“Uh huh.”
“I’m serious.”
“Whatever you say.”
Ugh, why couldn’t he just believe me? “Can you just finish? We’re going to be late.”
Doing this while sitting in my truck in the parking lot of St. Agatha’s probably wasn’t the best choice, but Veda was running behind this morning. So, I didn’t have a choice. Going into the school with a big bruise visible on my face wasn’t an option. How many people would I have to talk to after that? The gossip train was bad enough already.
Memphis swept a brush across my cheek and sighed. “I don‘t know why you’re making me do this?”
“Um… because you’re better at it than I am.” Duh.
“No, I’m not. You’re just too lazy to do it yourself.”
Well, there was that. But in my defense, if he had to spend half a day explaining why he was hunting a rat with a rifle to Maw Maw, he would be exhausted too. I spent the rest of the day denying the existence of a half-naked fella that Mr. Garibaldi said paid me a visit.
Apparently Gio had no modesty. Bastard walked right outside with his stuff on display. Or as Mr. Garibaldi put it, with his one eyed trouser snake flapping in the breeze. There was an image I’d never get out of my head.
Needless to say, I was grounded for the foreseeable future. When I skipped school tomorrow to go and see Kato, I’d probably be locked in my room for the rest of my life.
I thought about waiting until Maw Maw cooled down – going for the trifecta of bad behaviour was not a good idea when it came to a woman like her – but I hid her slippers, so, at least my brain cells would be spared.
“How did you get out of the house without Maw Maw seeing this?”
That was a good question, and one I had a genius answer for. “I told her I slapped myself.”
He stopped and rolled his eyes up to mine. “And she fell for that?”
“Is it really that unbelievable?”
In the five minutes we’d been sitting here, I’d elbowed him in the gut and poked myself in the eye. The eye thing was kind of his fault, though. A little warning before coming at my face with a make-up brush would’ve been nice.
“Fair enough,” he nodded and went back to work.
While Memphis continued to perfect my ‘I wasn’t slapped in the face’ look, I scanned the parking lot.
St. Agatha’s looked extra religious in the morning. The sun crested over the cross on the roof, casting a shadow on the parking lot, as if it was trying to bless every student that parked there. Then again, it could be trying to keep out demons and vampires. Not that I believed in those things, but I could appreciate the extra caution.

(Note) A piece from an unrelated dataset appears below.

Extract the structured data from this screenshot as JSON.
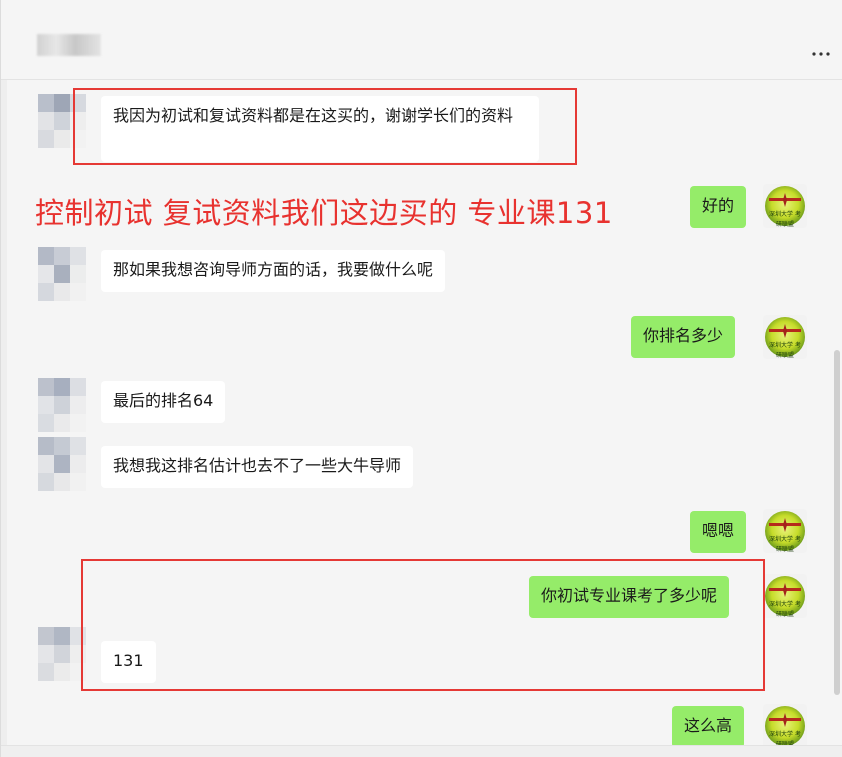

I could name a few people who could use an exorcism. Like a certain asshole and his dipshit friends. Thankfully, they were nowhere to be seen. It was just the usual morning crowd milling about.
‘I think I’m cool’ guy was standing by the door in a stance that was anything but cool, like he did every morning. ‘Blushes a lot’ girl was sitting on a bench trying not to look at him, the three ‘we’re going to ruin your morning’ cheerleaders were off to the left gossiping, and ‘bush girl’ was walking up the path with her friend—‘I want to be her boyfriend’ guy.
I was a little disappointed that Bush Girl hadn’t done a single arch nemesis duty. What was the point in dubbing someone an enemy if they weren’t going to make your life hell? I shot her evil glares every day, and nothing. Then again, she seemedcompletely oblivious to the way her friend looked at her, so I may need to amp up my game.
My hand slammed down on the horn, sending a loud crackly blare that was closer to a gagging goose than a car horn. Everyone in the parking lot now knew that I needed to replace my horn, but I got my desired reaction. Not only did Bush Girl trip and fall while Memphis jerked back, but ‘I think I’m cool guy’ lost his not so cool stance.
Excellent.
“What the fuck, Nova!”
“What. I have to let them know I’m here.” More specifically, Bush Girl.
Memphis shook his head. “I think your muffler accomplishes that.”
“Not anymore.” Stupid Atlee, fixing my truck.
“Huh?” Memphis leaned back in to continue applying make-up. “I thought it was oddly quiet this morning.”